Week 2 blog

Feb 03, 2011 21:47

A. Reflection

When the narrator describes the father's work area, it comes across as the most exciting place to be. She refers to the "downstairs world" as being warm, safe, and brightly lit in contrast to the stale, cold air looming upstairs. She describes the smell of blood and animal fat as being "reassuringly seasonal, like the smell of oranges and pine needles" even though the nature of his work is anything but pleasant. Her mother's work area is described as the "hot, dark kitchen" with flypaper, a wavy mirror, and bumpy linoleum and says working in there was dreary and depressing. The bedroom was her space that she could sing, be alone, and let her imagination run wild. All of these places are stereotypical of a man, woman, and child but the narrator doesn't see it that way in the beginning of the story and slowly realizes this as her father (who she greatly admires) pushes the role of "girl" onto her.

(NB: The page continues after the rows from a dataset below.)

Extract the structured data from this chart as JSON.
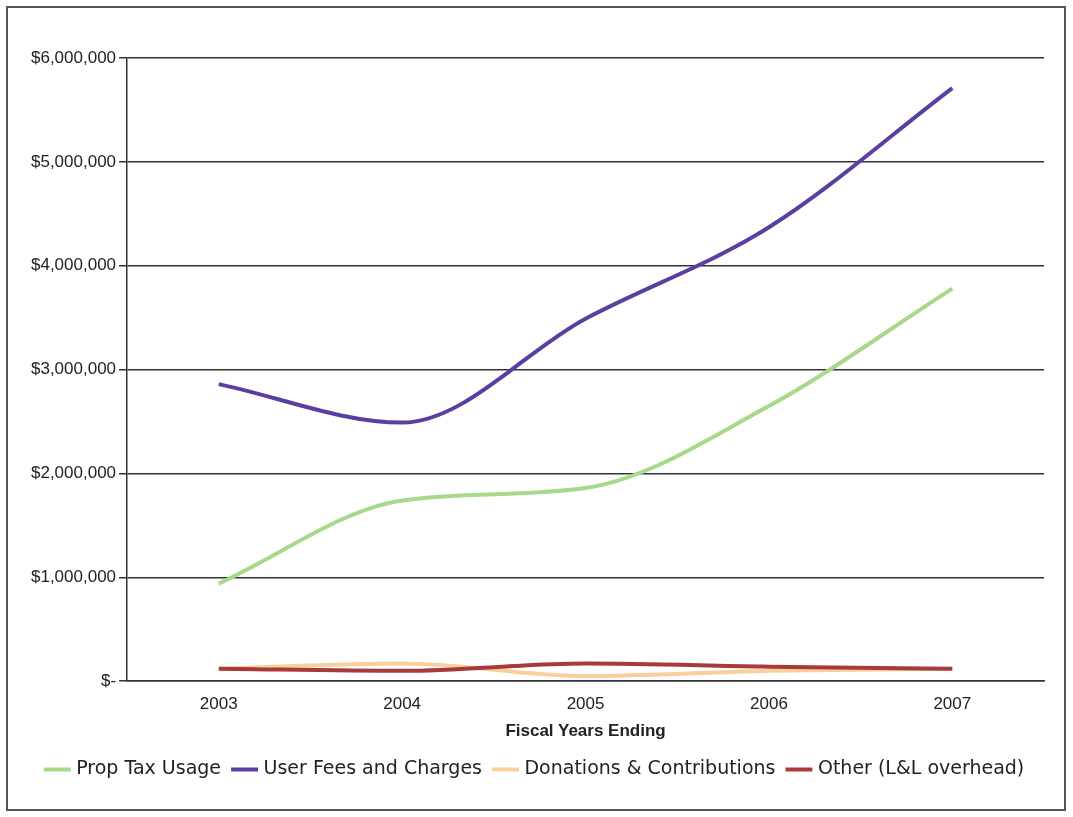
{
  "chart_data": {
    "type": "line",
    "xlabel": "Fiscal Years Ending",
    "categories": [
      "2003",
      "2004",
      "2005",
      "2006",
      "2007"
    ],
    "series": [
      {
        "name": "Prop Tax Usage",
        "color": "#a6d98a",
        "values": [
          940000,
          1740000,
          1860000,
          2650000,
          3780000
        ]
      },
      {
        "name": "User Fees and Charges",
        "color": "#5b3fa0",
        "values": [
          2860000,
          2490000,
          3490000,
          4370000,
          5710000
        ]
      },
      {
        "name": "Donations & Contributions",
        "color": "#f9cf9c",
        "values": [
          120000,
          170000,
          50000,
          100000,
          120000
        ]
      },
      {
        "name": "Other (L&L overhead)",
        "color": "#a83a3a",
        "values": [
          120000,
          100000,
          170000,
          140000,
          120000
        ]
      }
    ],
    "ylim": [
      0,
      6000000
    ],
    "yticks": [
      {
        "value": 0,
        "label": "$-"
      },
      {
        "value": 1000000,
        "label": "$1,000,000"
      },
      {
        "value": 2000000,
        "label": "$2,000,000"
      },
      {
        "value": 3000000,
        "label": "$3,000,000"
      },
      {
        "value": 4000000,
        "label": "$4,000,000"
      },
      {
        "value": 5000000,
        "label": "$5,000,000"
      },
      {
        "value": 6000000,
        "label": "$6,000,000"
      }
    ],
    "grid": "y",
    "legend": "bottom",
    "marker": "none",
    "line_style": "solid"
  }
}
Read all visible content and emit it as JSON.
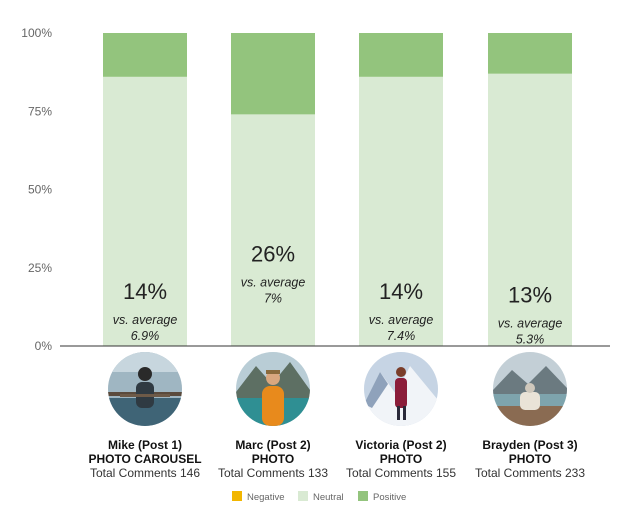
{
  "chart_data": {
    "type": "bar",
    "stacked": true,
    "y_unit": "percent",
    "ylim": [
      0,
      100
    ],
    "yticks": [
      "0%",
      "25%",
      "50%",
      "75%",
      "100%"
    ],
    "grid": false,
    "legend_position": "bottom",
    "categories": [
      {
        "name": "Mike (Post 1)",
        "kind": "PHOTO CAROUSEL",
        "total": "Total Comments 146"
      },
      {
        "name": "Marc (Post 2)",
        "kind": "PHOTO",
        "total": "Total Comments 133"
      },
      {
        "name": "Victoria (Post 2)",
        "kind": "PHOTO",
        "total": "Total Comments 155"
      },
      {
        "name": "Brayden (Post 3)",
        "kind": "PHOTO",
        "total": "Total Comments 233"
      }
    ],
    "series": [
      {
        "name": "Negative",
        "color": "#f2b600",
        "values": [
          0,
          0,
          0,
          0
        ]
      },
      {
        "name": "Neutral",
        "color": "#d9ead3",
        "values": [
          86,
          74,
          86,
          87
        ]
      },
      {
        "name": "Positive",
        "color": "#93c47d",
        "values": [
          14,
          26,
          14,
          13
        ]
      }
    ],
    "data_labels": [
      "14%",
      "26%",
      "14%",
      "13%"
    ],
    "avg_prefix": "vs. average",
    "averages": [
      "6.9%",
      "7%",
      "7.4%",
      "5.3%"
    ],
    "avatar_icons": [
      "mike-photo-icon",
      "marc-photo-icon",
      "victoria-photo-icon",
      "brayden-photo-icon"
    ]
  }
}
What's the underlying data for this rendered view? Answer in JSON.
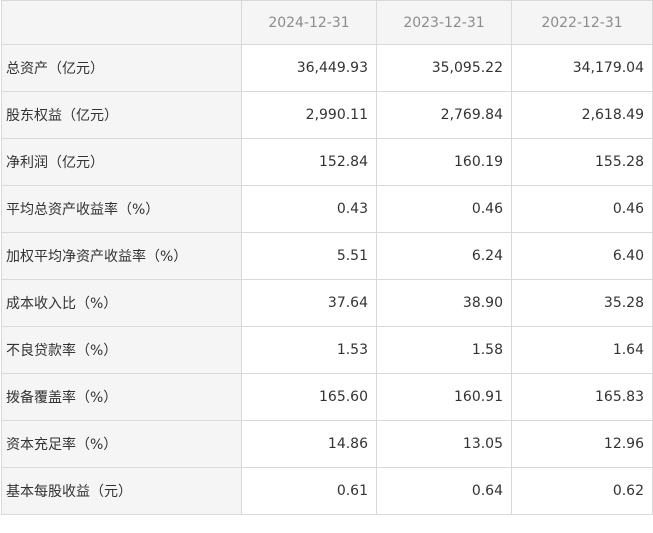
{
  "table": {
    "columns": [
      "",
      "2024-12-31",
      "2023-12-31",
      "2022-12-31"
    ],
    "rows": [
      {
        "label": "总资产（亿元）",
        "values": [
          "36,449.93",
          "35,095.22",
          "34,179.04"
        ]
      },
      {
        "label": "股东权益（亿元）",
        "values": [
          "2,990.11",
          "2,769.84",
          "2,618.49"
        ]
      },
      {
        "label": "净利润（亿元）",
        "values": [
          "152.84",
          "160.19",
          "155.28"
        ]
      },
      {
        "label": "平均总资产收益率（%）",
        "values": [
          "0.43",
          "0.46",
          "0.46"
        ]
      },
      {
        "label": "加权平均净资产收益率（%）",
        "values": [
          "5.51",
          "6.24",
          "6.40"
        ]
      },
      {
        "label": "成本收入比（%）",
        "values": [
          "37.64",
          "38.90",
          "35.28"
        ]
      },
      {
        "label": "不良贷款率（%）",
        "values": [
          "1.53",
          "1.58",
          "1.64"
        ]
      },
      {
        "label": "拨备覆盖率（%）",
        "values": [
          "165.60",
          "160.91",
          "165.83"
        ]
      },
      {
        "label": "资本充足率（%）",
        "values": [
          "14.86",
          "13.05",
          "12.96"
        ]
      },
      {
        "label": "基本每股收益（元）",
        "values": [
          "0.61",
          "0.64",
          "0.62"
        ]
      }
    ]
  }
}
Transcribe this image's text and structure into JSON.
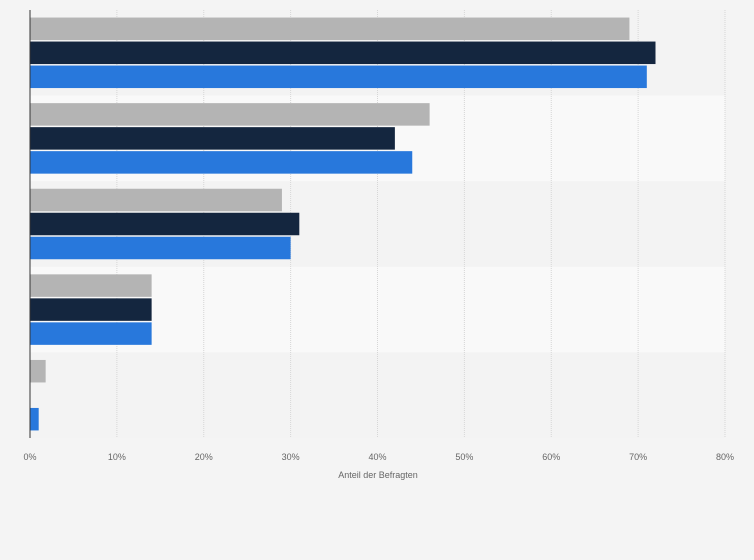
{
  "chart_data": {
    "type": "bar",
    "orientation": "horizontal",
    "categories": [
      "",
      "",
      "",
      "",
      ""
    ],
    "series": [
      {
        "values": [
          69,
          46,
          29,
          14,
          1.8
        ]
      },
      {
        "values": [
          72,
          42,
          31,
          14,
          0
        ]
      },
      {
        "values": [
          71,
          44,
          30,
          14,
          1
        ]
      }
    ],
    "series_colors": [
      "#b4b4b4",
      "#14263f",
      "#2878dc"
    ],
    "xlabel": "Anteil der Befragten",
    "ylabel": "",
    "xlim": [
      0,
      80
    ],
    "x_ticks": [
      0,
      10,
      20,
      30,
      40,
      50,
      60,
      70,
      80
    ],
    "tick_format": "{v}%",
    "grid": true,
    "legend": "none"
  }
}
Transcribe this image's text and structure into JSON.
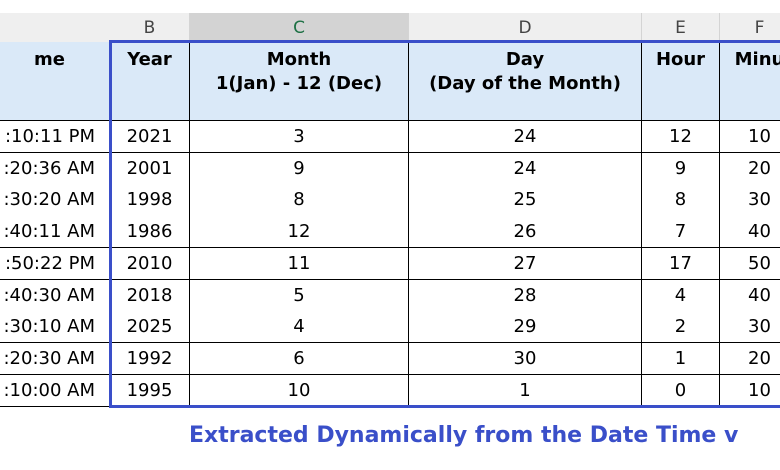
{
  "columns": [
    "B",
    "C",
    "D",
    "E",
    "F"
  ],
  "headers": {
    "a": "me",
    "b": "Year",
    "c": "Month\n1(Jan) - 12 (Dec)",
    "d": "Day\n(Day of the Month)",
    "e": "Hour",
    "f": "Minu"
  },
  "rows": [
    {
      "a": ":10:11 PM",
      "b": "2021",
      "c": "3",
      "d": "24",
      "e": "12",
      "f": "10"
    },
    {
      "a": ":20:36 AM",
      "b": "2001",
      "c": "9",
      "d": "24",
      "e": "9",
      "f": "20"
    },
    {
      "a": ":30:20 AM",
      "b": "1998",
      "c": "8",
      "d": "25",
      "e": "8",
      "f": "30"
    },
    {
      "a": ":40:11 AM",
      "b": "1986",
      "c": "12",
      "d": "26",
      "e": "7",
      "f": "40"
    },
    {
      "a": ":50:22 PM",
      "b": "2010",
      "c": "11",
      "d": "27",
      "e": "17",
      "f": "50"
    },
    {
      "a": ":40:30 AM",
      "b": "2018",
      "c": "5",
      "d": "28",
      "e": "4",
      "f": "40"
    },
    {
      "a": ":30:10 AM",
      "b": "2025",
      "c": "4",
      "d": "29",
      "e": "2",
      "f": "30"
    },
    {
      "a": ":20:30 AM",
      "b": "1992",
      "c": "6",
      "d": "30",
      "e": "1",
      "f": "20"
    },
    {
      "a": ":10:00 AM",
      "b": "1995",
      "c": "10",
      "d": "1",
      "e": "0",
      "f": "10"
    }
  ],
  "caption": "Extracted Dynamically from the Date Time v",
  "colors": {
    "header_fill": "#dae9f8",
    "highlight": "#3a4fc9",
    "selected_col": "#1e7145"
  }
}
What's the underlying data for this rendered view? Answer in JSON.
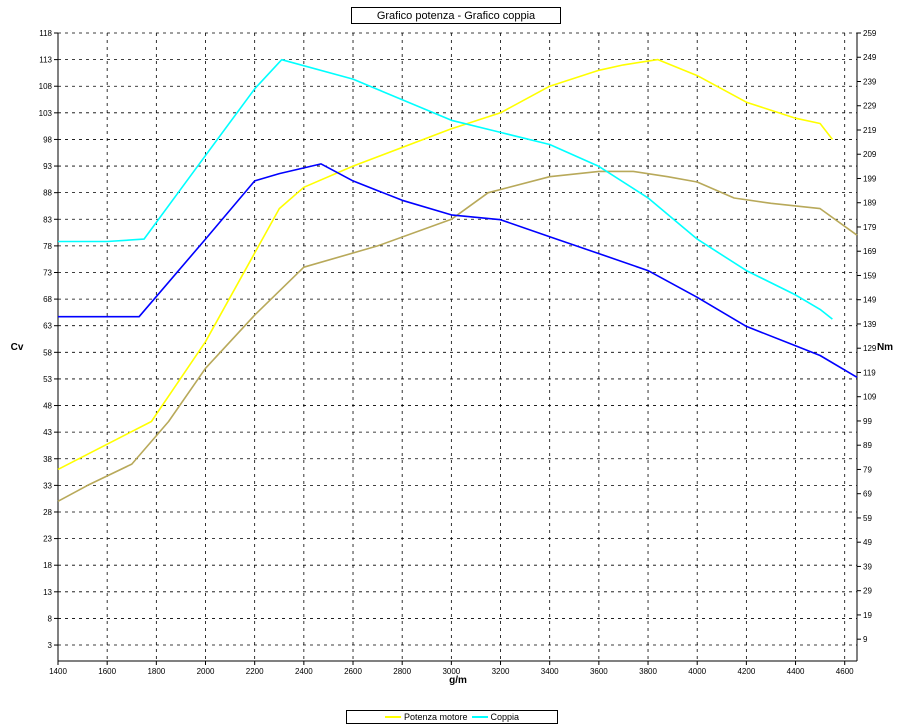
{
  "chart_data": {
    "type": "line",
    "title": "Grafico potenza - Grafico coppia",
    "xlabel": "g/m",
    "ylabel_left": "Cv",
    "ylabel_right": "Nm",
    "xlim": [
      1400,
      4650
    ],
    "ylim_left": [
      0,
      118
    ],
    "ylim_right": [
      0,
      259
    ],
    "x_ticks": [
      1400,
      1600,
      1800,
      2000,
      2200,
      2400,
      2600,
      2800,
      3000,
      3200,
      3400,
      3600,
      3800,
      4000,
      4200,
      4400,
      4600
    ],
    "y_ticks_left": [
      3,
      8,
      13,
      18,
      23,
      28,
      33,
      38,
      43,
      48,
      53,
      58,
      63,
      68,
      73,
      78,
      83,
      88,
      93,
      98,
      103,
      108,
      113,
      118
    ],
    "y_ticks_right": [
      9,
      19,
      29,
      39,
      49,
      59,
      69,
      79,
      89,
      99,
      109,
      119,
      129,
      139,
      149,
      159,
      169,
      179,
      189,
      199,
      209,
      219,
      229,
      239,
      249,
      259
    ],
    "grid": true,
    "legend": "bottom",
    "legend_entries": [
      {
        "label": "Potenza motore",
        "color": "#ffff00"
      },
      {
        "label": "Coppia",
        "color": "#00ffff"
      }
    ],
    "series": [
      {
        "axis": "left",
        "color": "#ffff00",
        "x": [
          1400,
          1780,
          2000,
          2300,
          2400,
          2600,
          3000,
          3200,
          3400,
          3600,
          3700,
          3840,
          4000,
          4200,
          4400,
          4500,
          4550
        ],
        "values": [
          36,
          45,
          60,
          85,
          89,
          93,
          100,
          103,
          108,
          111,
          112,
          113,
          110,
          105,
          102,
          101,
          98
        ]
      },
      {
        "axis": "left",
        "color": "#b8a95a",
        "x": [
          1400,
          1520,
          1700,
          1850,
          2000,
          2200,
          2400,
          2700,
          3000,
          3150,
          3400,
          3600,
          3740,
          3880,
          4000,
          4150,
          4300,
          4500,
          4650
        ],
        "values": [
          30,
          33,
          37,
          45,
          55,
          65,
          74,
          78,
          83,
          88,
          91,
          92,
          92,
          91,
          90,
          87,
          86,
          85,
          80
        ]
      },
      {
        "axis": "right",
        "color": "#00ffff",
        "x": [
          1400,
          1600,
          1750,
          1960,
          2200,
          2310,
          2600,
          3000,
          3200,
          3400,
          3600,
          3800,
          4000,
          4200,
          4400,
          4500,
          4550
        ],
        "values": [
          173,
          173,
          174,
          203,
          236,
          248,
          240,
          223,
          218,
          213,
          204,
          191,
          174,
          161,
          151,
          145,
          141
        ]
      },
      {
        "axis": "right",
        "color": "#0000ff",
        "x": [
          1400,
          1730,
          2000,
          2200,
          2300,
          2470,
          2600,
          2800,
          3000,
          3200,
          3400,
          3600,
          3800,
          4000,
          4200,
          4400,
          4500,
          4650
        ],
        "values": [
          142,
          142,
          174,
          198,
          201,
          205,
          198,
          190,
          184,
          182,
          175,
          168,
          161,
          150,
          138,
          130,
          126,
          117
        ]
      }
    ]
  }
}
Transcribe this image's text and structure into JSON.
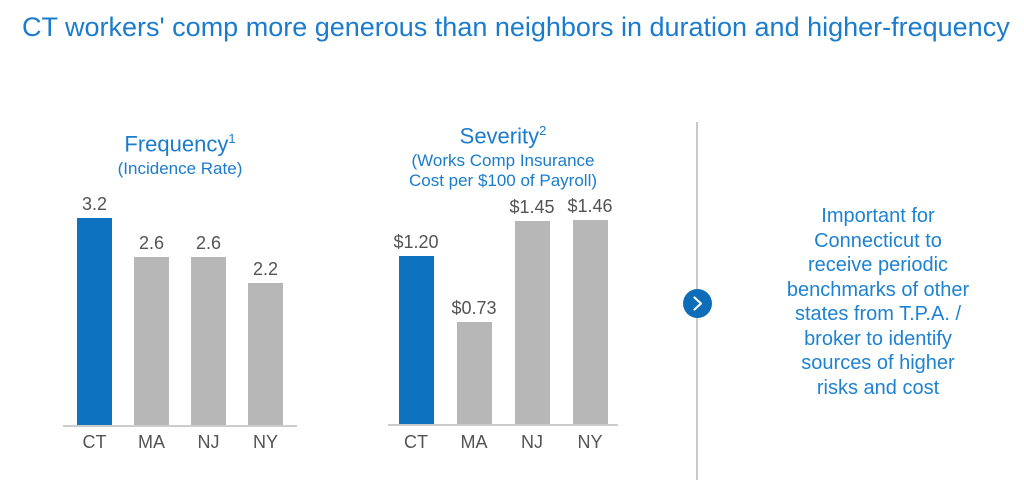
{
  "title": "CT workers' comp more generous than neighbors in duration and higher-frequency",
  "colors": {
    "accent_blue": "#0d73c0",
    "bar_gray": "#b7b7b7",
    "heading_blue": "#1b7ccd",
    "callout_blue": "#1e82d2",
    "label_gray": "#545454",
    "divider_gray": "#c9c9c9",
    "arrow_circle_blue": "#0d6db8"
  },
  "chart_data": [
    {
      "type": "bar",
      "title": "Frequency",
      "title_superscript": "1",
      "subtitle_lines": [
        "(Incidence Rate)"
      ],
      "categories": [
        "CT",
        "MA",
        "NJ",
        "NY"
      ],
      "values": [
        3.2,
        2.6,
        2.6,
        2.2
      ],
      "value_labels": [
        "3.2",
        "2.6",
        "2.6",
        "2.2"
      ],
      "bar_colors": [
        "#0d73c0",
        "#b7b7b7",
        "#b7b7b7",
        "#b7b7b7"
      ],
      "ylim": [
        0,
        3.2
      ],
      "grid": false,
      "legend": false
    },
    {
      "type": "bar",
      "title": "Severity",
      "title_superscript": "2",
      "subtitle_lines": [
        "(Works Comp Insurance",
        "Cost per $100 of Payroll)"
      ],
      "categories": [
        "CT",
        "MA",
        "NJ",
        "NY"
      ],
      "values": [
        1.2,
        0.73,
        1.45,
        1.46
      ],
      "value_labels": [
        "$1.20",
        "$0.73",
        "$1.45",
        "$1.46"
      ],
      "bar_colors": [
        "#0d73c0",
        "#b7b7b7",
        "#b7b7b7",
        "#b7b7b7"
      ],
      "ylim": [
        0,
        1.46
      ],
      "grid": false,
      "legend": false
    }
  ],
  "arrow_icon": "chevron-right-icon",
  "callout": {
    "lines": [
      "Important for",
      "Connecticut to",
      "receive periodic",
      "benchmarks of other",
      "states from T.P.A. /",
      "broker to identify",
      "sources of higher",
      "risks and cost"
    ]
  }
}
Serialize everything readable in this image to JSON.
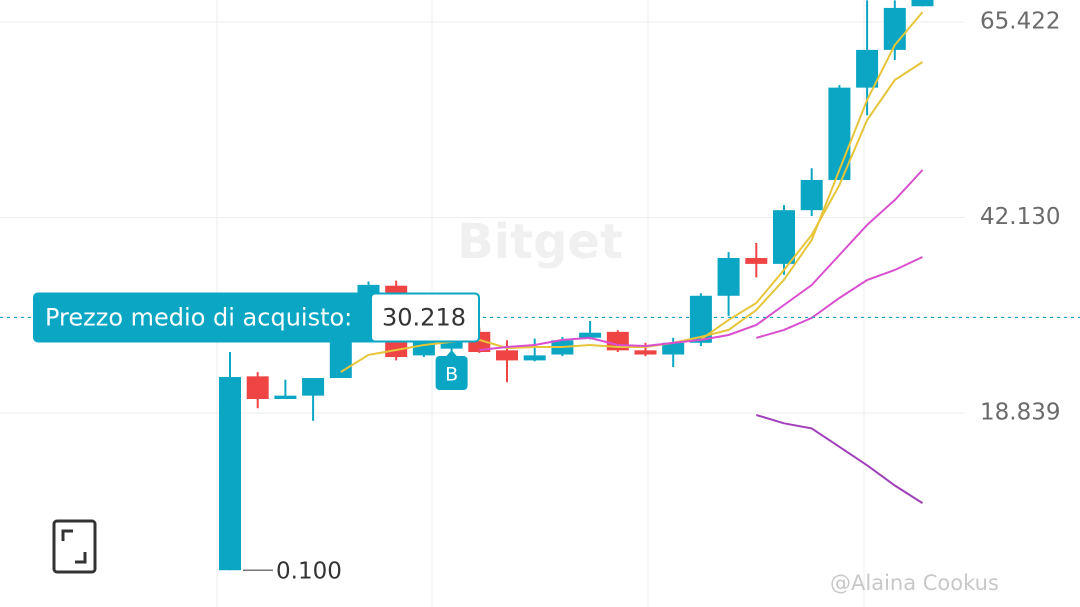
{
  "chart_data": {
    "type": "candlestick",
    "categories": [
      null,
      null,
      null,
      null,
      null,
      null,
      null,
      null,
      null,
      null,
      null,
      null,
      null,
      null,
      null,
      null,
      null,
      null,
      null,
      null,
      null,
      null,
      null,
      null,
      null,
      null
    ],
    "open": [
      0.1,
      23.2,
      20.5,
      20.9,
      23.0,
      27.9,
      34.0,
      25.7,
      26.5,
      28.5,
      26.3,
      25.1,
      25.8,
      27.8,
      28.5,
      26.3,
      25.8,
      27.2,
      32.8,
      37.3,
      36.6,
      43.0,
      46.6,
      57.6,
      62.1,
      67.3
    ],
    "high": [
      26.1,
      23.7,
      22.8,
      23.0,
      31.0,
      34.5,
      34.6,
      29.0,
      28.5,
      29.0,
      27.5,
      27.7,
      27.9,
      29.8,
      28.7,
      27.2,
      27.8,
      33.1,
      38.0,
      39.1,
      43.6,
      48.0,
      57.9,
      68.0,
      68.0,
      69.0
    ],
    "low": [
      0.1,
      19.4,
      20.5,
      17.9,
      23.0,
      27.5,
      25.1,
      25.5,
      26.0,
      26.0,
      22.5,
      25.0,
      25.6,
      27.6,
      26.1,
      25.6,
      24.3,
      26.8,
      30.4,
      35.0,
      35.3,
      42.3,
      46.6,
      54.3,
      60.9,
      67.3
    ],
    "close": [
      23.12,
      20.5,
      20.9,
      23.0,
      27.8,
      34.1,
      25.5,
      27.5,
      27.5,
      26.1,
      25.1,
      25.7,
      27.5,
      28.4,
      26.3,
      25.8,
      27.2,
      32.8,
      37.3,
      36.6,
      43.0,
      46.6,
      57.6,
      62.1,
      67.1,
      68.5
    ],
    "up_color": "#0aa6c4",
    "down_color": "#ef4444",
    "series": [
      {
        "color": "#e6c53a",
        "values": [
          null,
          null,
          null,
          null,
          23.72,
          25.75,
          26.34,
          26.94,
          27.3,
          27.54,
          26.58,
          26.7,
          26.7,
          26.94,
          26.7,
          26.7,
          27.18,
          27.9,
          28.73,
          31.1,
          34.7,
          39.45,
          47.79,
          56.13,
          62.68,
          66.6
        ]
      },
      {
        "color": "#e6c53a",
        "values": [
          null,
          null,
          null,
          null,
          null,
          null,
          null,
          null,
          null,
          null,
          null,
          null,
          null,
          null,
          null,
          null,
          null,
          27.6,
          29.92,
          31.94,
          35.88,
          40.04,
          46.0,
          53.74,
          58.51,
          60.66
        ]
      },
      {
        "color": "#d94fd0",
        "values": [
          null,
          null,
          null,
          null,
          null,
          null,
          null,
          null,
          null,
          26.34,
          26.7,
          26.94,
          27.54,
          27.78,
          26.94,
          26.82,
          27.18,
          27.54,
          28.13,
          29.32,
          31.7,
          34.09,
          37.66,
          41.24,
          44.21,
          47.79
        ]
      },
      {
        "color": "#d94fd0",
        "values": [
          null,
          null,
          null,
          null,
          null,
          null,
          null,
          null,
          null,
          null,
          null,
          null,
          null,
          null,
          null,
          null,
          null,
          null,
          null,
          27.78,
          28.73,
          30.16,
          32.54,
          34.68,
          35.87,
          37.42
        ]
      },
      {
        "color": "#a040b8",
        "values": [
          null,
          null,
          null,
          null,
          null,
          null,
          null,
          null,
          null,
          null,
          null,
          null,
          null,
          null,
          null,
          null,
          null,
          null,
          null,
          18.6,
          17.6,
          17.0,
          14.8,
          12.6,
          10.2,
          8.1
        ]
      }
    ],
    "ylim": [
      -4.283,
      68.043
    ],
    "yticks": [
      65.422,
      {
        "value": 42.13,
        "label": "42.130"
      },
      18.839
    ],
    "grid": true,
    "avg_price": {
      "label": "Prezzo medio di acquisto:",
      "value": 30.218
    },
    "min_label": {
      "value": 0.1,
      "label": "0.100"
    },
    "buy_marker": "B",
    "watermark": "Bitget",
    "credit": "@Alaina Cookus"
  }
}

There are many binaries in the descriptions she uses for these work areas, some seeing the bigger picture (male vs female) and some more specific (dark and dreary kitchen vs the brightly lit downstairs).

B. Reading Ahead

The similarities between Eustacia Vye and the narrator's mother in "The Boat" were mainly physical, the mother as being "tall and dark", and Eustacia Vye as a "raven-haired young beauty". Eustacia is also described as "the raw material of a divinity" whose "celestial imperiousness, love, wrath, and fervor had proved to be somewhat thrown away on netherward Egdon."

Moby Dick is a story about a whaler who lost his leg to the infamous whale named Moby Dick and seeks vengeance even though there is said to be doom for anyone who threatens it. Many die during this mission and the whale is never caught.

Ham Peggotty lives in Dover, SE England.  He loses his life while attempting to rescue a sailor, who happens to be Steerforth, from a shipwreck.